Here is the album - The Joy Of Knowing Jesus by The Revelaires -- front and back:






Reverend Bill Funderburk sings "He Cared That Much For Me";
Charles Surratt introduces his own composition
"On Calvary For Me"; "The Joy of Knowing Jesus"
Is a song of pure delight featuring John Barbee;
The pure tenor quality of the voice of Harold
Montgomery gives a special interpretation to the grand
Old hymn "The Old Rugged Cross";
Chill bumps appear and I am frozen in the web they weave
As they reveal their innermost selves with the outpouring of their hearts.
On and on the songs roll on and soon you are caught up
In the sermon in each rendition as you come to feel
The devotion and dedication that is poured forth.
Suddenly, you know they are real, they mean it!
"Let your light so shine" could not be more aptly a-
Pplied as there shines a light from heaven on your heart
Through their singing. As an artist, Rhonda Montgomery
Exemplifies piano artistry. That's Rhonda! An artist!
This album can be the instrument to mend a broken heart
Or to straighten out your life.
Through the sincere testimony in the songs of The Revelaires.
A must!
J. Elmo Fagg (Founder and leader of
The Blue Ridge Quartet
For 23 Years) on Temple Records, LST 390
Planning to make a record?
We are associated with United Music World
Recording Studios, Incorporated,
West Columbia, South Carolina. The finest sound available anywhere
"The Joy of Knowing Jesus" pro-
Duced by Joel Gentry
Cover/Backliner Design/Reesor
The Revelaires. A must.
The Revelaires.
A must. In their home.

Producer Don Dixon (why the song title is given as "Blues" and not "Brothers" is a mystery (even if this was an early title, it clearly was not the title on the day of the recording), but I'll keep it as is):
We were working on the vocal for "7 Chinese Blues," but Michael just wasn't into it.

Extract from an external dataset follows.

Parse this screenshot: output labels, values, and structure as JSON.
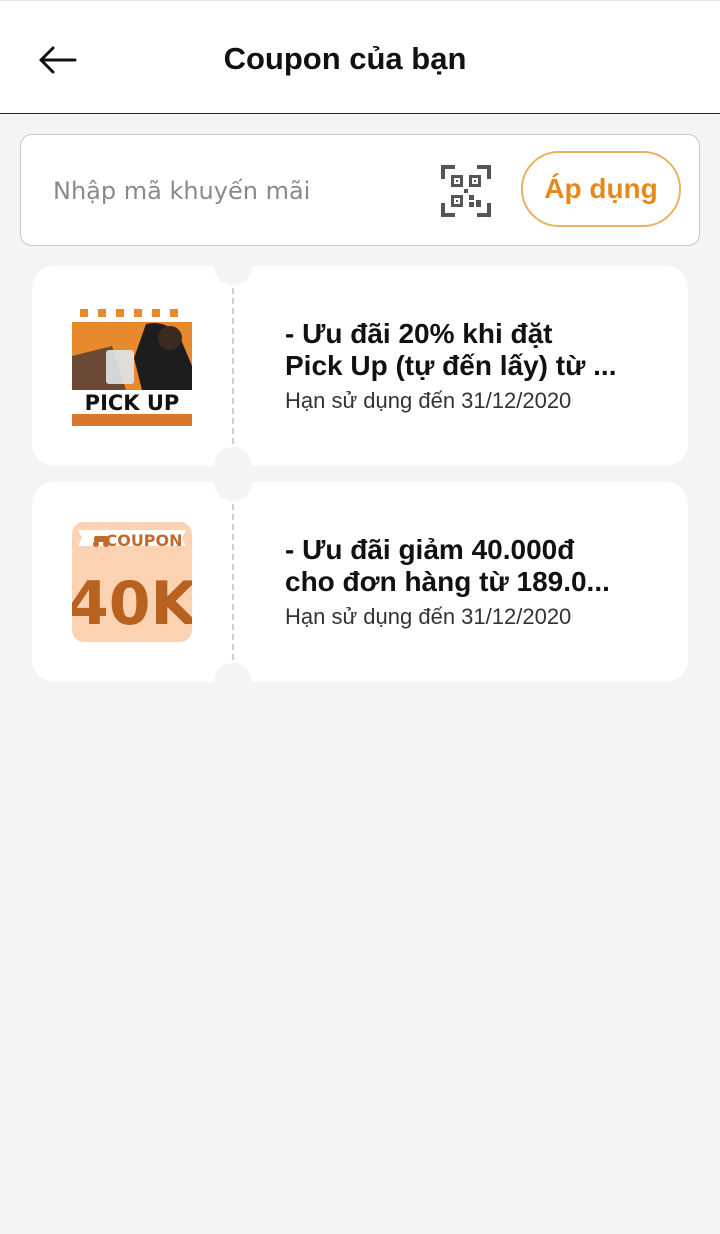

He was down in his stairwell. I hit the talk-back to let him know I was coming through to make an adjustment... This was just an excuse to take a look at him, see if I could loosen him up a little. While I was in the attic, I'd noticed a stack of old records that had been taken up there to die, local R&B and gospel stuff mostly. I grabbed the one off the top (a gospel record entitled The Joy of Knowing Jesus by the Revelaires) and as I passed Michael on the way to the Control Room, I tossed it down to him. I thought he might be amused. When I fired up the tape a few seconds later, Michael was singing, but not the lyrics to "7 Chinese Blues." He was singing the liner notes to the LP I'd tossed him. When Michael began to sing these liner notes, he was much louder than he'd been earlier and it took a few seconds for me to realise what was going on and adjust the levels. He made it all the way through the song, working in every word on the back of that album! I rewound the tape, we had a chuckle and proceeded to sing the beautiful one-take vocal of the real words that you hear on Reckoning. He seemed more confident after that day.

and 2,077 days later ...

I have resurrected this blog for non-baseball stuff.